Le Grand Macabre -- New York Philharmonic, 5/27/2010
Owens, Schowalter, Costanzo, Black, Tatum, Parks, Pauley, Tantsits, Bloom, Hannigan / Gilbert
"Le Grand Macabre" the character (Nekrotzar, played by Eric Owens) comes to announce the death of the world, but his namesake opera announces the death of the very modernist aesthetic in which it's written. A strange choice, which despite some good music leaves the listener with the impression of having wasted his time.
If modernism -- as exemplified brilliantly at the Met this spring in Shostakovich's The Nose and Berg's Lulu, the latter of which may be the exemplary modernist opera (not least for its current form's birth from musicological research) -- shrinks Romantic subjectivity, it takes very seriously its own axes of meaningful activity: compulsion (particularly sexual), science, formal repurposing, and of course the authority of the no-longer romantic but now (pseudo)scientific subject. So Lulu's characters are shown and described as beasts in a menagerie, pulled to doom by the inescapable compulsions of her sexual desirability and the need for money. Le Grand Macabre joins Lulu in finding new uses for old musical forms, but on stage it undercuts the modernist verities. We find sexual compulsion, science, authority (even the modern(ist) authoritarian state), and death itself -- shown as not only ridiculous but impotent.
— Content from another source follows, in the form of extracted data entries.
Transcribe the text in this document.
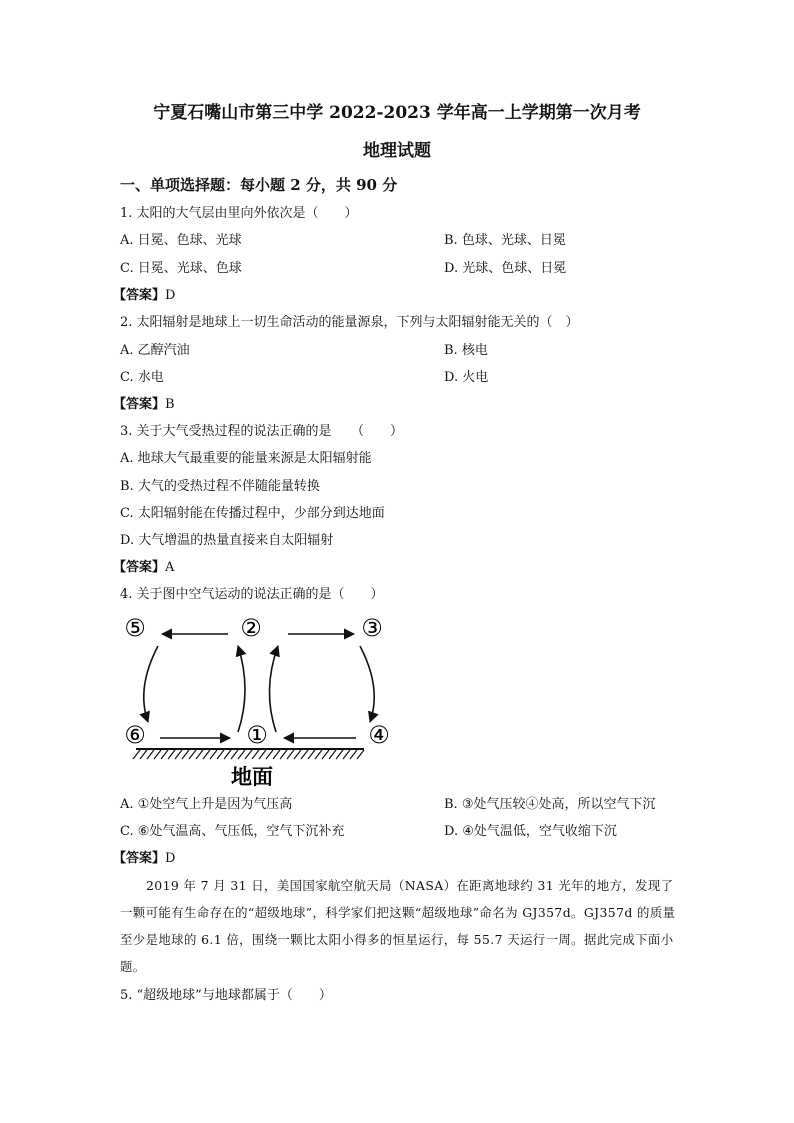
宁夏石嘴山市第三中学 2022-2023 学年高一上学期第一次月考
地理试题
一、单项选择题：每小题 2 分，共 90 分
1. 太阳的大气层由里向外依次是（　　）
A. 日冕、色球、光球	B. 色球、光球、日冕
C. 日冕、光球、色球	D. 光球、色球、日冕
【答案】D
2. 太阳辐射是地球上一切生命活动的能量源泉，下列与太阳辐射能无关的（　）
A. 乙醇汽油	B. 核电
C. 水电	D. 火电
【答案】B
3. 关于大气受热过程的说法正确的是　　（　　）
A. 地球大气最重要的能量来源是太阳辐射能
B. 大气的受热过程不伴随能量转换
C. 太阳辐射能在传播过程中，少部分到达地面
D. 大气增温的热量直接来自太阳辐射
【答案】A
4. 关于图中空气运动的说法正确的是（　　）
⑤	②	③
⑥	①	④
地面
A. ①处空气上升是因为气压高	B. ③处气压较④处高，所以空气下沉
C. ⑥处气温高、气压低，空气下沉补充	D. ④处气温低，空气收缩下沉
【答案】D
2019 年 7 月 31 日，美国国家航空航天局（NASA）在距离地球约 31 光年的地方，发现了一颗可能有生命存在的“超级地球”，科学家们把这颗“超级地球”命名为 GJ357d。GJ357d 的质量至少是地球的 6.1 倍，围绕一颗比太阳小得多的恒星运行，每 55.7 天运行一周。据此完成下面小题。
5. “超级地球”与地球都属于（　　）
What is left? Well, simple sex -- neither romantic nor compulsive -- and consumption (the food Prince Go-Go craves and the drink of which Piet and the others are so fond -- Nekrotzar excessively so). That is, the low "bourgeois" satisfactions with which modernism was at odds from the beginning. Without death or these other attention-demanders, neither Nekrotzar nor anyone else has the power to Savonarolistically turn people away from the easy feast of contemporary prosperous life, to make them feel guilty for not attending and giving allegiance to the high and not-quite-humane canon of modernism... like Le Grand Macabre itself. Oops.
It's a sort of postmodern message, but modernist icon Ligeti didn't recast himself as a postmodernist either. The score, for its references and joke orchestrations, is in his characteristic style, and -- except for the interludes, and the brilliant first half of scene three -- for all its interest too much portentous in the old modernist way: the way of Nekrotzar, who turns out to be a sham or impotent or simply irrelevant himself.
An opera about its own obsolescence may have been fun decades ago, when one could laugh off the possible fall of modernist prestige, but today the collapse has come and gone rather matter-of-factly, leaving one to wonder at the action's two hours of elaboration on the obvious. Perhaps an orchestral suite from Le Grand Macabre would now serve the piece best.
(In details, I mostly agree with Zerbinetta's review of the night at Likely Impossibilities.)